Circulation and Hemodynamics in Living Donation of Kidney Transplantation in Children

Adequate perfusion of an adult-sized renal graft in children demands
significant hemodynamic changes after transplantation (Tx). Suboptimal renal
graft perfusion due to inadequate hemodynamic adaptation increases the risk of
loss of renal graft mass and function. This risk is especially large in the
smaller and younger recipients. Current monitoring of renal graft perfusion in
the post transplantation period is insufficient to detect early deterioration
in blood supply. Goal of this study is to develop a non-invasive, bed-side
monitor for renal perfusion after pediatric kidney transplantation.
Moreover, pharmacokinetic changes after adult sized kidney transplantation in
young children are largely unknown As significant changes are expected, caused
by increased renal and possibly hepatic blood flow, this study will investigate
the pharmacokinetic (Pk) model of several pharmacons in this specific patient
group.

Primary objective is to design a non-invasive, bedside monitoring strategy for
early detection of renal graft hypoperfusion after pediatric kidney
transplantation, using transabdominal ultrasonography and biomarker
surveillance in serum and urine.
Secondary objective is to define a pharmacokinetic (Pk) model for adult sized
kidney transplantation in children.

This is a prospective clinical pilot study.

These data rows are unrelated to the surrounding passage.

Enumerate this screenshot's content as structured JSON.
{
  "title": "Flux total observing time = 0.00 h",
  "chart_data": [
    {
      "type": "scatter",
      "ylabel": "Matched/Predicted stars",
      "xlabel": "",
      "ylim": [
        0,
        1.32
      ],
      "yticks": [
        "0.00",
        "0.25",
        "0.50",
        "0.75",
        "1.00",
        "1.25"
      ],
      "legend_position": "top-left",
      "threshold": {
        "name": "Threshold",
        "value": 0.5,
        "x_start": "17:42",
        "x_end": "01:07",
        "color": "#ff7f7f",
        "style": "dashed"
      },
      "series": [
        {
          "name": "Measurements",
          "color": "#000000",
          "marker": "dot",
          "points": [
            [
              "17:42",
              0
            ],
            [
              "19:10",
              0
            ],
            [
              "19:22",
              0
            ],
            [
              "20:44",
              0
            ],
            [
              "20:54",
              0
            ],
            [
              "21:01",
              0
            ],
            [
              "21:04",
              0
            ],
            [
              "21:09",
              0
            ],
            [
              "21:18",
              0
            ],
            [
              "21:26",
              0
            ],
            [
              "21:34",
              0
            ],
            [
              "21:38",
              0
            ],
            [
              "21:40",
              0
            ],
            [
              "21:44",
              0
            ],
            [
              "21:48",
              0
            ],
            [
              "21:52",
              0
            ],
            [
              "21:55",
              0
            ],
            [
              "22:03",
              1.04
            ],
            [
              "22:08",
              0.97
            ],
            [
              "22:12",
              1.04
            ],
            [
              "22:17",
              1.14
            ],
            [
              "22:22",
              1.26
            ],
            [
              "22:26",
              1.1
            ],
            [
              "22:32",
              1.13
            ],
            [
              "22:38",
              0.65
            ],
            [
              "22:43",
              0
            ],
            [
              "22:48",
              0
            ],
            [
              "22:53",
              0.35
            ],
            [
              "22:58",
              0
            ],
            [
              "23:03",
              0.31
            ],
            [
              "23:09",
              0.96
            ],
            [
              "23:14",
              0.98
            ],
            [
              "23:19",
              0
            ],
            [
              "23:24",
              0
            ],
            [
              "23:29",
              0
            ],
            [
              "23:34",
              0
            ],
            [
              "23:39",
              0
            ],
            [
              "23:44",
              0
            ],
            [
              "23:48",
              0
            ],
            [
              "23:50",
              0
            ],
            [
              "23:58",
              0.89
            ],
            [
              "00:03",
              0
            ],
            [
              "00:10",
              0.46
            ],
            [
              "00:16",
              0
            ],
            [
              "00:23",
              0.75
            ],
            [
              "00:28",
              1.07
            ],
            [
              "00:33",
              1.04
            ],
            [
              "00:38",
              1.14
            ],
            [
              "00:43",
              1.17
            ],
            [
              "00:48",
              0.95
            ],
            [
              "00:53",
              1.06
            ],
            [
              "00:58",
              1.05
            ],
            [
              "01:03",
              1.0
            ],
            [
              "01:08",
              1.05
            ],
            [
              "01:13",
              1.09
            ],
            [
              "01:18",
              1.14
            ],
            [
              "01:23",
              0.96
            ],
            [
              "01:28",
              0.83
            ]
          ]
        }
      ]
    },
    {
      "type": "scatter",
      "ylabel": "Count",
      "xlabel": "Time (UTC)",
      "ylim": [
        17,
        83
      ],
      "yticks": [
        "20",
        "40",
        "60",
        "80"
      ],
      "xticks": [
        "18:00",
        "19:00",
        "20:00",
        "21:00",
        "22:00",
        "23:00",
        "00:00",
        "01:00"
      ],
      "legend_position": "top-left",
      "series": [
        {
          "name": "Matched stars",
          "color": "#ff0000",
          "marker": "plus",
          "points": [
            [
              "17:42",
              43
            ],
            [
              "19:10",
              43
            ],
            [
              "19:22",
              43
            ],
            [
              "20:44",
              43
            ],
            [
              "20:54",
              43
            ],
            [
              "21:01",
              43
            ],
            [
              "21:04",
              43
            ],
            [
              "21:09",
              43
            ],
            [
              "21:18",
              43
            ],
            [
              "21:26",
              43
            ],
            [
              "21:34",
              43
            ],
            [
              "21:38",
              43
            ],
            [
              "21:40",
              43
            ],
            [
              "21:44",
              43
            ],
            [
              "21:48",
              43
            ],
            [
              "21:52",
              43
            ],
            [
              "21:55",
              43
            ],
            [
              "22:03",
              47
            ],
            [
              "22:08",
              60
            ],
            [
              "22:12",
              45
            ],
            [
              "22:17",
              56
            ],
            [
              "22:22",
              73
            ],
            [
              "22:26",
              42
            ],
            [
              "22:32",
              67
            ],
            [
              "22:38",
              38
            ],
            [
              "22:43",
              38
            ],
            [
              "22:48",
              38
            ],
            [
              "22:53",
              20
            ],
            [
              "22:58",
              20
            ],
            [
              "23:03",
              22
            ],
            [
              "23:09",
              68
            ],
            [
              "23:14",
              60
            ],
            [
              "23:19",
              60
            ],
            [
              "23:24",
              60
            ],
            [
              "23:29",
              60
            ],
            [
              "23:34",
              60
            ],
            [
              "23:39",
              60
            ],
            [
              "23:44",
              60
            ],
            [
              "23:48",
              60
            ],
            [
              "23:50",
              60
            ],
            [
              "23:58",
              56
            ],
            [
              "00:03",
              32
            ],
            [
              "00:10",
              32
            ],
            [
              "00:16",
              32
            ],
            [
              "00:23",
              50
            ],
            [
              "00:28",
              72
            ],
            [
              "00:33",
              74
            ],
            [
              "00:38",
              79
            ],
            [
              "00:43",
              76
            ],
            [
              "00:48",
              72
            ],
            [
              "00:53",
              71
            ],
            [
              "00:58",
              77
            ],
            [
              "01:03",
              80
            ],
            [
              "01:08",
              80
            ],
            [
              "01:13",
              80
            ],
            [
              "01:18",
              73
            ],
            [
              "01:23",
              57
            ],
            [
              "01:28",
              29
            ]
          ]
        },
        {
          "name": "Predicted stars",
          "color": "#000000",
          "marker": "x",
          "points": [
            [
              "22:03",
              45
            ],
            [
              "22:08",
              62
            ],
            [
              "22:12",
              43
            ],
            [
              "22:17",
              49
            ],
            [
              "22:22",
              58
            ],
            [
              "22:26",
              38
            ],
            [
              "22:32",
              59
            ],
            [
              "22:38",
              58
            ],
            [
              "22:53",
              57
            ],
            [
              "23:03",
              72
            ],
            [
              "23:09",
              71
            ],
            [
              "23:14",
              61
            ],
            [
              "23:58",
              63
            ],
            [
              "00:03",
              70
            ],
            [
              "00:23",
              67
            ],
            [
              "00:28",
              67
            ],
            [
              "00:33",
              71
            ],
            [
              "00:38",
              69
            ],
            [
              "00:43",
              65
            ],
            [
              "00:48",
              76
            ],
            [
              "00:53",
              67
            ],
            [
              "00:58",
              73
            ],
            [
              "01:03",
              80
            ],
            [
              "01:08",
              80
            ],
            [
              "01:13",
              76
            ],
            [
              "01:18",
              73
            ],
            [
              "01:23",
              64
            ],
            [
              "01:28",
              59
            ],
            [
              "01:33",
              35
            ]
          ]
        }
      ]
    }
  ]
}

The extra burden for the participants consists of blood sampling, additional
MRI and ultrasound investigations in addition to standard of care in pediatric
kidney transplantation. In small children this implies an extra anesthesia
session for the performance of the last MRI. Extra blood samples will be drawn
as part of regular blood sampling in standard of care and will not exceed the
maximum allowable amounts.
Benefits are especially accounted for the future pediatric kidney transplant
patients. Though, imaging the renal graft during follow up can also benefit the
study subjects as it is able to detect early deterioration in renal graft blood
supply and perfusion. This study can only be done in this patient group as
hemodynamic changes are age and body-weight specific and especially the
smallest recipients are at risk for inadequate renal graft perfusion because of
large allograft-recipient size mismatch. Adult data about hemodynamic
responses, renal graft perfusion and pharmacokinetic changes cannot be
extrapolated to the pediatric population.